The Executive Board of Mennonite Church USA has appointed Jo-Ann Brant, professor of Bible, religion and philosophy at Goshen College, to the editorial board of the Believers Church Bible Commentary Series as its denominational representative, effective January 2013.
The Believers Church Bible Commentary Series (BCBCS) is a collection of Scripture analysis representing the cooperative effort of six denominations: Mennonite Church USA, Mennonite Church Canada, Brethren in Christ, Church of the Brethren, Mennonite Brethren and the Brethren Church.
Brant expressed joy and humility in accepting the position to join the board: “I am excited to step into this role. As someone who has always been active in my home congregation, I see this as another way to serve. We hope the message of God’s Word, which is always worthy of more attention, will be brought to life in new ways through these volumes.”
Brant has served on the faculty of Goshen College since 1993. She earned a bachelor’s degree from the University of Alberta in Edmonton, Alberta, and master’s and doctoral degrees from McMaster University in Hamilton, Ontario. She will be replacing retired bishop and seminary instructor Paul M. Zehr, who served as the chair of the editorial council of the series for more than 25 years.
“Jo-Ann’s love of Scripture is palpable in all she does and who she is as a person,” said Dr. James E. Brenneman, president of Goshen College. “She embodies passionate learning and creative energy and is a person of wise counsel. She will bring her whole self to this new role, and Mennonite Church USA and the BCBCS will be the better for it.”
Brant’s editorial roles have included serving as program chair for several sections in the Society of Biblical Literature and as a member of the editorial board of the Journal of Biblical Literature. Her recent publications in New Testament scholarship include two works focusing on the Book of John, as part of the New Testament Paideia Commentary Series (Baker Academic Press, 2011) and the Adult Bible Studies Series (Faith and Life Press, 2012).

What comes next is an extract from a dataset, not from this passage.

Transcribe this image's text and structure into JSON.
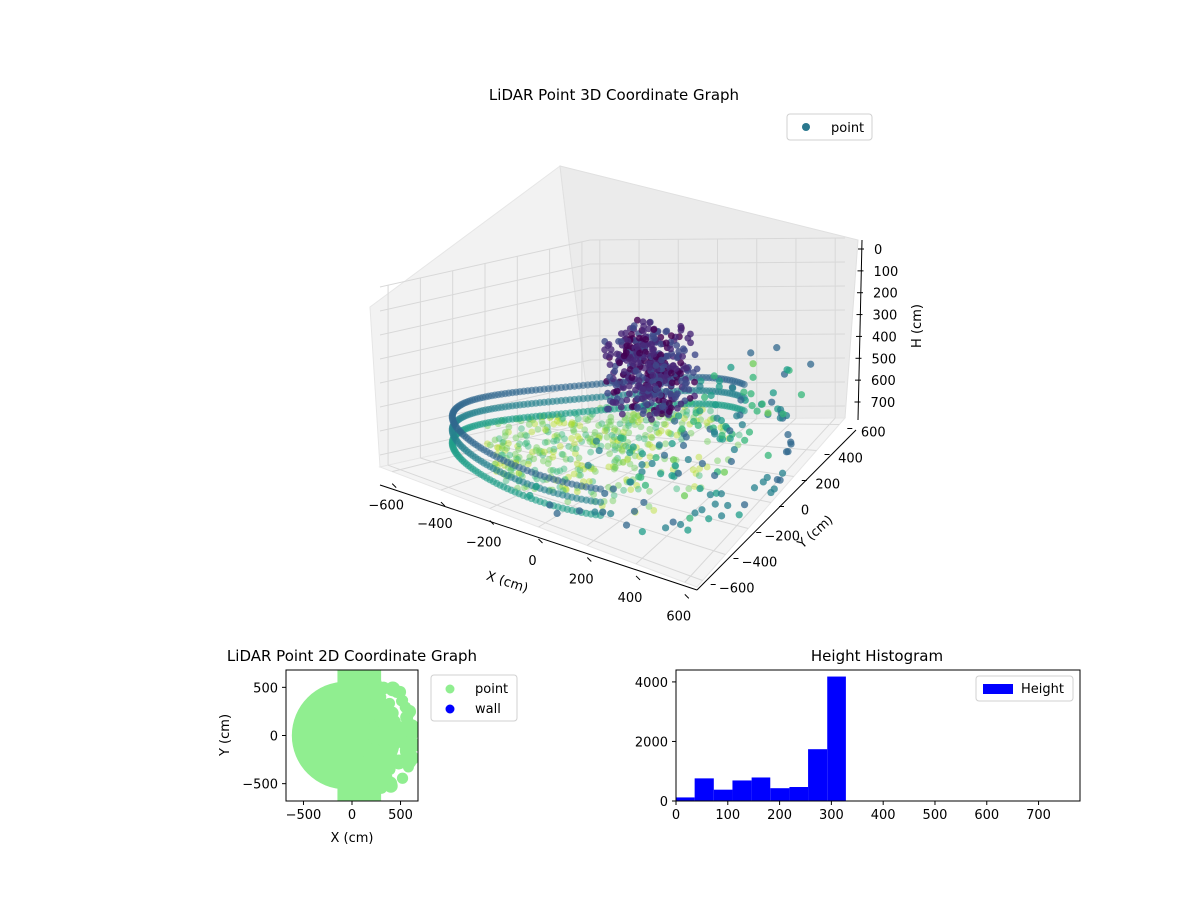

“Jo-Ann is a New Testament scholar in every sense of the word, but this professional training is just one of the gifts she brings to the committee,” said Marty Lehman, director of churchwide operations for Mennonite Church USA. “Her wisdom and biblical understanding will be great assets for this role as well.”
The idea for the Believers Church Bible Commentary Series emerged in the mid-1970s when Ben Cutrell, then publisher of Mennonite Publishing House, tested the idea with the various denominations involved and with seminary and Bible college faculties. Cutrell established the structure, and in 1981, began to appoint editors; by 1986, the first volume was published.
The goal of the series is to facilitate Bible study for all and to aid in understanding the original message of Scripture and its meaning for today. Informed by recent scholarship and written for lay leaders, teachers, pastors and students, each volume follows a similar format of five sections: Preview, Outline, Explanatory Notes, Text in Biblical Context and Text in the Life of the Church.
“There are many valuable commentary series in publication,” said Brant. “One of the unique offerings of this series is that it is rooted in the nonviolent framework that molds our tradition, which is a vital voice that is often missing from other interpretations of our sacred texts.”
The range of this voice across generations is another aspect that intrigues Brant.
“The text is always moving and revealing itself in new ways,” she said. “To the first listeners, these words must have resonated as something both surprising and familiar. What’s fascinating is that what was familiar to them is now surprising to us and vice versa. Just like those first listeners, sometimes we need to recharge the familiar—with the help of the Holy Spirit, of course. That’s what I see as the task before this group. That’s the work that brings me to life.”
As of March 2013, there are 26 volumes in the Believers Church Bible Commentary Series, with 12 more volumes covering Old Testament books in process, and six more in writing or development stages from the New Testament. There will be 44 volumes in all when the series is complete, which is projected for 2020.